It’s illegal in Connecticut to discriminate against someone based on their lawful income when they’re buying or renting a property. Connecticut is one of 16 states to add that provision under its Fair Housing Act laws. The ban covers the Section 8 Housing Choice Voucher program, rental assistance programs and more.
But what is considered discrimination?
A recent case before the Connecticut Supreme Court aims to address that.
“The questions are: What does it mean to discriminate against someone with Section 8? What does that look like? And why comments about the process could be discrimination,” said Jeff Gentes with the Connecticut Fair Housing Center.

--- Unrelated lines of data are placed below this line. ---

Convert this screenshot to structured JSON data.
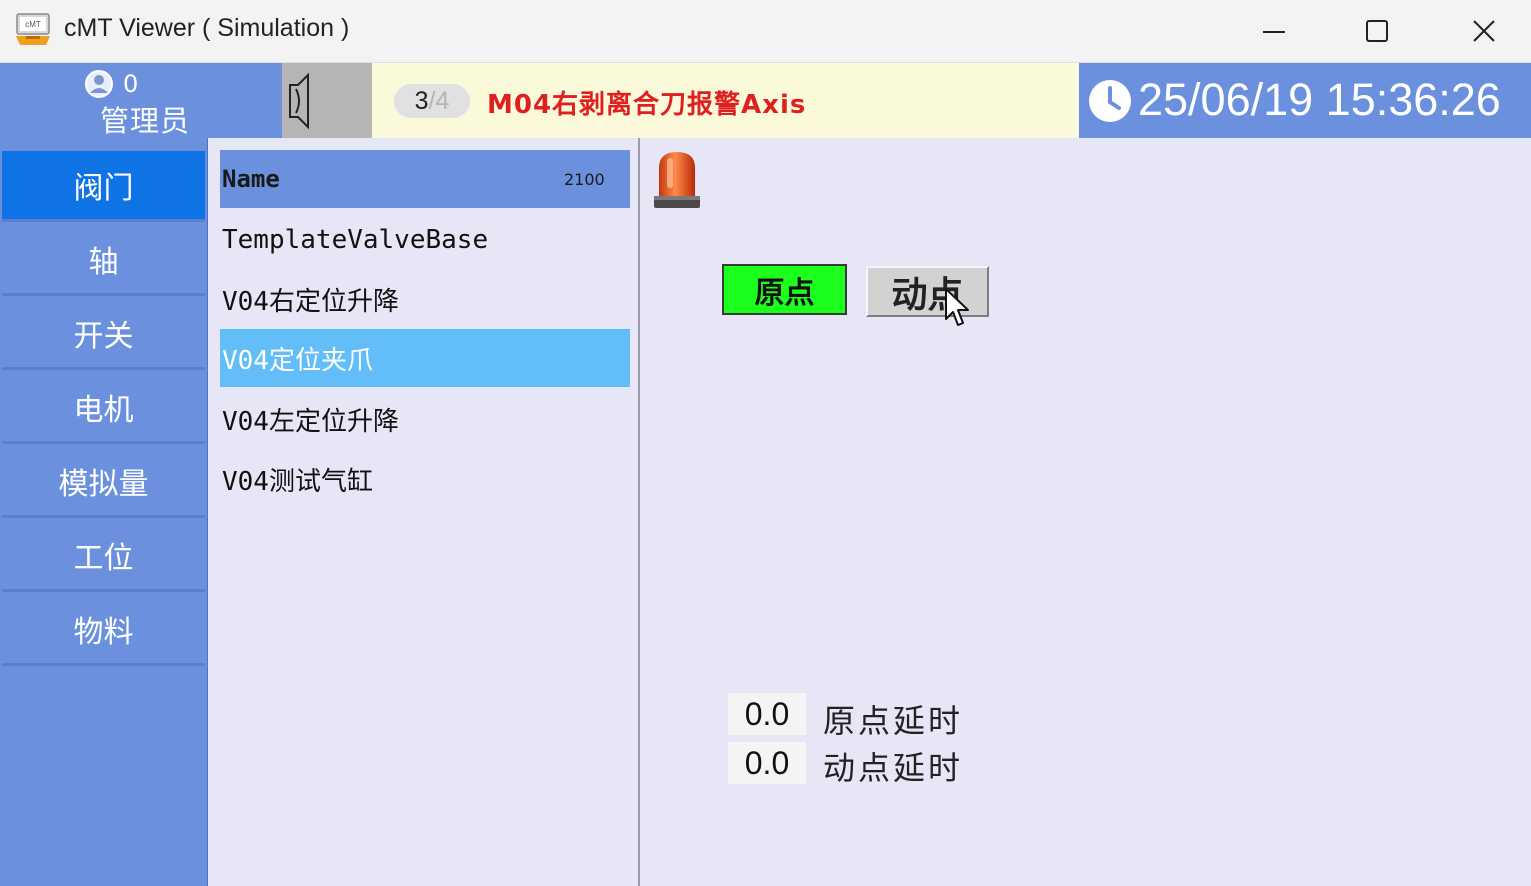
{
  "window": {
    "title": "cMT Viewer ( Simulation )",
    "icon": "cmt-app-icon",
    "controls": [
      "minimize-icon",
      "maximize-icon",
      "close-icon"
    ]
  },
  "header": {
    "user_count": "0",
    "user_role": "管理员",
    "alarm_current": "3",
    "alarm_separator": "/",
    "alarm_total": "4",
    "alarm_message": "M04右剥离合刀报警Axis",
    "datetime": "25/06/19 15:36:26"
  },
  "sidebar": {
    "items": [
      {
        "label": "阀门",
        "active": true
      },
      {
        "label": "轴",
        "active": false
      },
      {
        "label": "开关",
        "active": false
      },
      {
        "label": "电机",
        "active": false
      },
      {
        "label": "模拟量",
        "active": false
      },
      {
        "label": "工位",
        "active": false
      },
      {
        "label": "物料",
        "active": false
      }
    ]
  },
  "list": {
    "header_name": "Name",
    "header_count": "2100",
    "rows": [
      {
        "label": "TemplateValveBase",
        "selected": false
      },
      {
        "label": "V04右定位升降",
        "selected": false
      },
      {
        "label": "V04定位夹爪",
        "selected": true
      },
      {
        "label": "V04左定位升降",
        "selected": false
      },
      {
        "label": "V04测试气缸",
        "selected": false
      }
    ]
  },
  "detail": {
    "home_button": "原点",
    "work_button": "动点",
    "home_delay_value": "0.0",
    "home_delay_label": "原点延时",
    "work_delay_value": "0.0",
    "work_delay_label": "动点延时"
  },
  "colors": {
    "header_blue": "#6b90de",
    "nav_active": "#0f73e6",
    "row_selected": "#62bdf9",
    "alarm_red": "#e02020",
    "home_green": "#1cff1c",
    "alarm_bar_bg": "#fafada",
    "panel_bg": "#e6e6f6"
  }
}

The state Supreme Court heard arguments this month in a case in which the plaintiff argues that a real estate agent’s comments about her lawful source of income were discriminatory or had discriminatory intent.

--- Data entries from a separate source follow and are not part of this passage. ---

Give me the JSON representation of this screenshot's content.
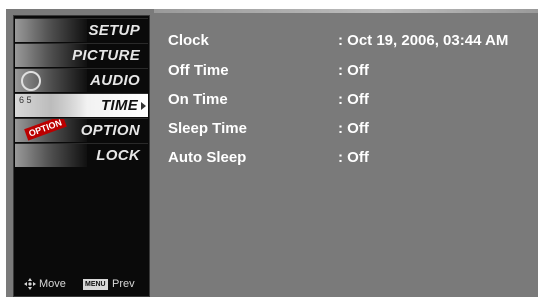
{
  "sidebar": {
    "items": [
      {
        "label": "SETUP",
        "selected": false,
        "icon": "satellite-dish-icon"
      },
      {
        "label": "PICTURE",
        "selected": false,
        "icon": "picture-icon"
      },
      {
        "label": "AUDIO",
        "selected": false,
        "icon": "speaker-icon"
      },
      {
        "label": "TIME",
        "selected": true,
        "icon": "clock-icon"
      },
      {
        "label": "OPTION",
        "selected": false,
        "icon": "option-badge-icon"
      },
      {
        "label": "LOCK",
        "selected": false,
        "icon": "lock-icon"
      }
    ]
  },
  "deco": {
    "time_digits": "6  5",
    "option_badge": "OPTION"
  },
  "footer": {
    "move_label": "Move",
    "menu_key": "MENU",
    "prev_label": "Prev"
  },
  "settings": [
    {
      "key": "Clock",
      "value": ": Oct 19, 2006, 03:44 AM"
    },
    {
      "key": "Off Time",
      "value": ": Off"
    },
    {
      "key": "On Time",
      "value": ": Off"
    },
    {
      "key": "Sleep Time",
      "value": ": Off"
    },
    {
      "key": "Auto Sleep",
      "value": ": Off"
    }
  ],
  "colors": {
    "panel_bg": "#7a7a7a",
    "sidebar_bg": "#0a0a0a",
    "text": "#ffffff"
  }
}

The plaintiff, Carmen Lopez, first brought the complaint to court in 2017 — the same year she was searching for a new apartment for her and her two sons. Gentes is her attorney.
Lopez told the court her previous apartment was no longer ideal for her family and she wanted something different. She hired real estate agent Sarah Becker and eventually found an apartment in Danbury that worked. The apartment was listed by Sarah Henry, a real estate agent with William Raveis Real Estate.

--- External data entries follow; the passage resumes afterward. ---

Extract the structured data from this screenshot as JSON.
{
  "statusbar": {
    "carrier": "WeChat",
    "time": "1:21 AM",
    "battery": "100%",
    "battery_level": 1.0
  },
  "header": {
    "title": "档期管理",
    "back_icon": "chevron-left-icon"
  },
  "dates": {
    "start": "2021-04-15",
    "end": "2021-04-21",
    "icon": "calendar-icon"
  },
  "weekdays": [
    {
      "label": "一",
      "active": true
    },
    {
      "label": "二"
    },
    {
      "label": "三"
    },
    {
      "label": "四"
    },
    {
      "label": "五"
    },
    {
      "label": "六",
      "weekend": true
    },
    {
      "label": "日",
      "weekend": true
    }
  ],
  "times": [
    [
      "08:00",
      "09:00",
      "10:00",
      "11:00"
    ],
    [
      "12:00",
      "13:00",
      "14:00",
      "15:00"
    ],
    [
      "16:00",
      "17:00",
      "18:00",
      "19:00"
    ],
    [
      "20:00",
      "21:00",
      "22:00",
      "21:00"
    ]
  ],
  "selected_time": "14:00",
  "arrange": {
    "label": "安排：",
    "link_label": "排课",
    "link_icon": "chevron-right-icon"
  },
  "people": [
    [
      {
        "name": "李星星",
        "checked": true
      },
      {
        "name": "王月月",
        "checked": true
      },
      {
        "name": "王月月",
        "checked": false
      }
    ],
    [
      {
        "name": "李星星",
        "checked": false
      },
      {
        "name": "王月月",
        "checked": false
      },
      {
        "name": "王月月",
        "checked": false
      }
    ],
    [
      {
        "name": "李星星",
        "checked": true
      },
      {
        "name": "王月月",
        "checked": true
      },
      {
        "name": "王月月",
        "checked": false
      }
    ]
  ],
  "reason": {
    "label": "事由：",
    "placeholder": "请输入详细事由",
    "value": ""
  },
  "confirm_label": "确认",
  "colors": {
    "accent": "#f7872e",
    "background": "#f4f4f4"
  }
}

The deal seemed promising and an offer was made, according to court documents, but within days, the deal fell through.
Lopez had what’s known as a Housing Choice Voucher, also known as Section 8. The voucher is a government rent subsidy and can cover all or some of the voucher holder’s rent.
When Lopez’s real estate agent disclosed to Henry that she’d be paying with the voucher, there was concern about a possible delay. Units under Section 8 must go through an inspection to ensure the property is decent, safe and sanitary at an affordable rate, according to the state’s website.
According to court documents, over several texts, Henry expressed concern over not knowing about the voucher sooner and said she was no longer sure if her client would want to go through the process. Her client was hoping to rent the unit by a certain date, and she was worried the inspection process might not be able to match up.
In the meantime, court documents show, the unit received another offer, which was accepted the same day. The other offer did not rely on Section 8.
“If a realtor can say those kinds of things, then anytime someone is trying to rent with a Section 8 voucher, the landlord would say, ‘You know I don’t have a problem with Section 8. So I can’t wait and have it empty until then,’” Gentes said.
A trial court ruled in favor of the realtor and the landlord in 2019, stating that there was no discrimination. Lopez appealed the decision.
Gentes said that while Henry didn’t blatantly rule out Lopez because of her income, she expressed a dislike for an essential part of the process. And that’s discriminatory intent, he said.
But Henry’s attorney, Tracey L. Russo, disagrees.
“I don’t think on this record these statements clearly indicated a preference for someone that was not Section 8,” Russo told the state Supreme Court in oral arguments.
She said Henry was doing her job and presented all offers to her client.
“If you’re looking at the chronology of events, Mrs. Henry, my client, sends the landlord a lease from Mrs. Lopez after she knows they’re Section 8,” she said. “If she didn’t want anything to do with a Section 8 tenant, it’s hard to understand why she would have done that.”
She said at the time of making the lease decision, Lopez’s offer lacked paperwork and was incomplete.
“If you look at these statements, [Henry] says, ‘I don’t know if he would want to wait.’ She’s not saying he won’t wait,” Russo said. “What the court makes a point of saying is that it is clear early on that Mrs. Becker assumes there’s a problem with Section 8 … She never says, ‘What [are] the other offers?’ She never gets into that kind of dialogue.”
During the arguments, the justices said they don’t often hear Section 8 cases. Gentes says it’s rare because people don’t realize there is discrimination, or they don’t have the resources to fight back. But he says it’s important to understand the protections.
“One of the reasons we have source-of-income protections is because it helps ferret out discrimination against Black folks, Latinx folks [and] women with children. Before, instead of saying, ‘I would rather not rent to someone who’s Black,’ they’d say, ‘I don’t rent to people with Section 8.’ And that’s a proxy for other types of discrimination,” Gentes said.
He hopes the court rules in favor of Lopez. He said it could set a precedent and provide better guidance to real estate agents and landlords.